Tier	Best for	Throughput	Price model
Standard	Dev/test, moderate workloads	1 TU = 1 MB/s in, 2 MB/s out	Per TU-hour + ingress
Premium	Production, large partitions	1 PU = ~5-10 TU equivalent	Per PU-hour
Dedicated	Multi-tenant, >1M msg/s	Entire cluster reserved	Per CU-hour

Auto-Inflate

Enable auto-inflate on Standard tier to automatically scale throughput units from your baseline up to a configured maximum. This prevents throttling during burst ingestion without pre-provisioning peak capacity.

Capture Costs¶

Capture is free to enable — you pay only for the ADLS storage written. At Standard tier, Capture writes Avro; at Premium/Dedicated, Parquet is available and reduces downstream conversion costs.

Anti-Patterns¶

Don't: Share consumer groups across consumers

Each downstream service needs its own consumer group. Sharing causes partition theft and message loss.

Don't: Use Event Hubs for request-reply

Event Hubs is an append-only log. For request-reply messaging, use Azure Service Bus queues or topics.

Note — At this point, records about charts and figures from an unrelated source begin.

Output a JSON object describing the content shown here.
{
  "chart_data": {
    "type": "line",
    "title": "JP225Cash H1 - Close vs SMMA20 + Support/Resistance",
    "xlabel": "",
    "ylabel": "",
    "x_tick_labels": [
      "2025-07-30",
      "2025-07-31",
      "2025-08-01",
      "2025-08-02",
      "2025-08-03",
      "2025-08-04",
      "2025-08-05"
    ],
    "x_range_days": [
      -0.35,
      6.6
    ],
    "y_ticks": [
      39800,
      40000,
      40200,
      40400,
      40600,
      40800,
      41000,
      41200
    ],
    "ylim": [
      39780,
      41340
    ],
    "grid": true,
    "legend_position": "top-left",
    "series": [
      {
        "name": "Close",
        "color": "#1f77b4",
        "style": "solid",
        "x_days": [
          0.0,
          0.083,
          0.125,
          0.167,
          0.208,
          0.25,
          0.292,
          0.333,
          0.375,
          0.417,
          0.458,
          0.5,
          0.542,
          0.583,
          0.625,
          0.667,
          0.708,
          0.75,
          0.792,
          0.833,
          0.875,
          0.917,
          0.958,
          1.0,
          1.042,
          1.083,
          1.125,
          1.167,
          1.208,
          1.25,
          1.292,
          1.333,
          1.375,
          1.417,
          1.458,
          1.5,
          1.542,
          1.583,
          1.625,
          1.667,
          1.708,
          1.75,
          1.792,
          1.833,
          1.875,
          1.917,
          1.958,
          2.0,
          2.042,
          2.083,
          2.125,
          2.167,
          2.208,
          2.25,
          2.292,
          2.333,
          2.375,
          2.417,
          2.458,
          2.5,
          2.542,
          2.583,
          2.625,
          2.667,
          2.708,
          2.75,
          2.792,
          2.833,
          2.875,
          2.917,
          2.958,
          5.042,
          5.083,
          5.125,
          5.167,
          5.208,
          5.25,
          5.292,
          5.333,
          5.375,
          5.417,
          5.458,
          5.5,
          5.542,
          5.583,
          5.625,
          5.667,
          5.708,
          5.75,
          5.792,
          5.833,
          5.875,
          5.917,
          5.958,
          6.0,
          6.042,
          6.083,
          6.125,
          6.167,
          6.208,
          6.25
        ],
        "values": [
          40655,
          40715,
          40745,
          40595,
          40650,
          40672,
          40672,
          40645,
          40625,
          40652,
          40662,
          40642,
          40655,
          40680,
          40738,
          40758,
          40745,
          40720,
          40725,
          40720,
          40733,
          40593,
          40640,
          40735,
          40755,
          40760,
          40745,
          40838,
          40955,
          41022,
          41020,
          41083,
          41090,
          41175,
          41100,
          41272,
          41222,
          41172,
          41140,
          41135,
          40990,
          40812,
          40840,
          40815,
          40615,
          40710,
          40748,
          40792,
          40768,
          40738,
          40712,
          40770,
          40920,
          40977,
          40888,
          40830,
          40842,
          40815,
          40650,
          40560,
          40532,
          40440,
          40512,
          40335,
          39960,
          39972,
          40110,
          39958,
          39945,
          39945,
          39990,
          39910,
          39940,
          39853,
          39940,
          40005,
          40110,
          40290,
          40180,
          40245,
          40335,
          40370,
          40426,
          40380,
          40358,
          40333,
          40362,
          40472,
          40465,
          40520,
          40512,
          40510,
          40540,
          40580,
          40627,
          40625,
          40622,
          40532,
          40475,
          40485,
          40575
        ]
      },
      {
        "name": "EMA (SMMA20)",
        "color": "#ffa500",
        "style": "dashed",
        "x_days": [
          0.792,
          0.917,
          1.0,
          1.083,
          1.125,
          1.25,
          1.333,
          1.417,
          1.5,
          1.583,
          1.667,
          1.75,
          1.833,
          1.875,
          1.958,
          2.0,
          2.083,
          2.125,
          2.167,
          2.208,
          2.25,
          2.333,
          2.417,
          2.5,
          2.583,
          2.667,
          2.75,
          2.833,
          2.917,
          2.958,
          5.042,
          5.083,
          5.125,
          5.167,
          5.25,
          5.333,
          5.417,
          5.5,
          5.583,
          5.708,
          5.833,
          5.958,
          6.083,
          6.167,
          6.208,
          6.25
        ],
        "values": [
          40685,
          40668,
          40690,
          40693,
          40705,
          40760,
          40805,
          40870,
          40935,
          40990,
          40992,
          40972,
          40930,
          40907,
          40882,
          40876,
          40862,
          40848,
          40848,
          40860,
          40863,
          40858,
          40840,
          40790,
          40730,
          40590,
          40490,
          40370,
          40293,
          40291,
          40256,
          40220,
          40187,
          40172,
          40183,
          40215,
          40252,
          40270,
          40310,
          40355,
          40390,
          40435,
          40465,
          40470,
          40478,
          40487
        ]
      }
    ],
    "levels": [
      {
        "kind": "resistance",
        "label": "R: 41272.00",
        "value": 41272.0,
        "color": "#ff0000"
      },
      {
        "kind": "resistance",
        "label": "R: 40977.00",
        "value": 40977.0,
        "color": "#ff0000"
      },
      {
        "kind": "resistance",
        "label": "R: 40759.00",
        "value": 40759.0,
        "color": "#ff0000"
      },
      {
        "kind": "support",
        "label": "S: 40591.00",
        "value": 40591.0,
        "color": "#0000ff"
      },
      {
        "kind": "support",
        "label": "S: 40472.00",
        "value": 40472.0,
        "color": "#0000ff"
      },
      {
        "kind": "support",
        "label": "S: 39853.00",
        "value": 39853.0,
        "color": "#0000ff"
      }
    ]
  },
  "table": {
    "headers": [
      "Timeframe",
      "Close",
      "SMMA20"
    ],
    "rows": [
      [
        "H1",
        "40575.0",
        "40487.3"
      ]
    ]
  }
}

Don't: Ignore partition count planning

Partition counts are fixed at creation on Standard tier. Start with at least as many partitions as your expected peak consumer parallelism. Over-partitioning is cheap; under-partitioning requires recreating the hub.

Do: Use partition keys for ordering

If per-device or per-tenant ordering matters, set a partition key. Without a key, events are round-robin distributed and order is not guaranteed.

Do: Enable Capture from day one

Capture costs nothing beyond storage. Enable it immediately so the Bronze layer is populated from the start — you cannot retroactively capture events that have already expired.